During the operation, as much of the lower jaw as possible was shaved away. Removing any more bone would have required additional reconstructive plastic surgery.

If these concerns prove to be true and cancer cells are indeed still present in my jaw, further major surgery would be necessary. Part of my lower jaw would then have to be removed and reconstructed using a section of my shinbone.

Further tissue samples are expected to provide certainty.

Immunotherapy

As an additional safety measure to destroy any cancer cells that might still have remained in my body and to reduce the risk of the cancer returning, I underwent immunotherapy after my surgery.

This is a relatively modern form of treatment in which regular infusions are used to train the body's own immune system to recognise and attack cancer cells.

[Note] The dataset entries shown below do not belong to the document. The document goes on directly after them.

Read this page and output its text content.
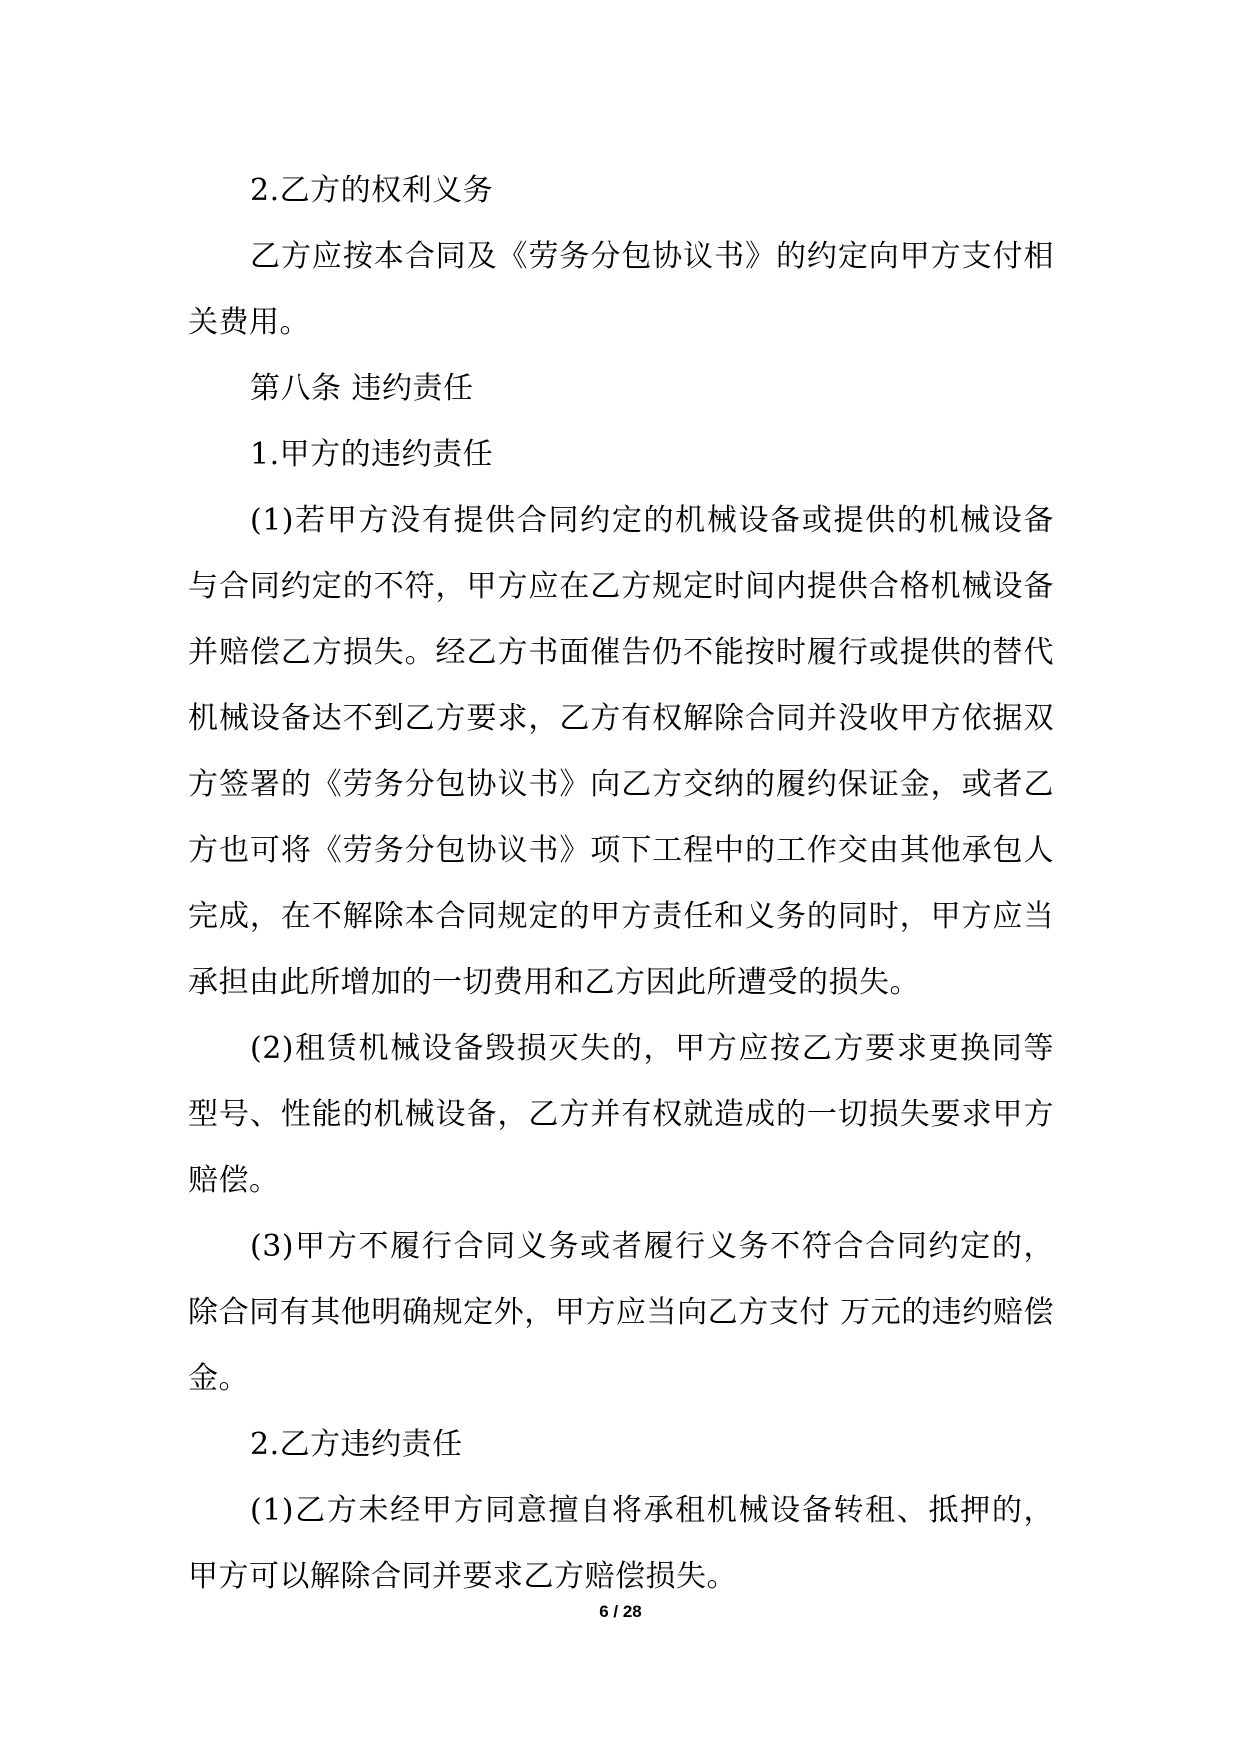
2.乙方的权利义务

乙方应按本合同及《劳务分包协议书》的约定向甲方支付相关费用。

第八条 违约责任

1.甲方的违约责任

(1)若甲方没有提供合同约定的机械设备或提供的机械设备与合同约定的不符，甲方应在乙方规定时间内提供合格机械设备并赔偿乙方损失。经乙方书面催告仍不能按时履行或提供的替代机械设备达不到乙方要求，乙方有权解除合同并没收甲方依据双方签署的《劳务分包协议书》向乙方交纳的履约保证金，或者乙方也可将《劳务分包协议书》项下工程中的工作交由其他承包人完成，在不解除本合同规定的甲方责任和义务的同时，甲方应当承担由此所增加的一切费用和乙方因此所遭受的损失。

(2)租赁机械设备毁损灭失的，甲方应按乙方要求更换同等型号、性能的机械设备，乙方并有权就造成的一切损失要求甲方赔偿。

(3)甲方不履行合同义务或者履行义务不符合合同约定的，除合同有其他明确规定外，甲方应当向乙方支付 万元的违约赔偿金。

2.乙方违约责任

(1)乙方未经甲方同意擅自将承租机械设备转租、抵押的，甲方可以解除合同并要求乙方赔偿损失。

6 / 28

The treatment plan consisted of one infusion every three weeks, for a total of 15 treatments.

Again?!

Approximately ten weeks after my operation, I received the diagnosis I had almost been expecting: the cancer had returned—this time in my throat, and shortly afterwards also in my jaw and gums.

New tissue samples were taken, and the tumour board at the Carl Gustav Carus University Hospital explained that I once again had two options.

The first option was another, even more complex operation. Because of my trismus, all of my teeth would first have to be removed, and my lower jaw would have to be split at the chin to gain access to the tumour.

However, this operation offered no guarantee of success and would most likely never heal completely. For that reason, my doctors advised me against it.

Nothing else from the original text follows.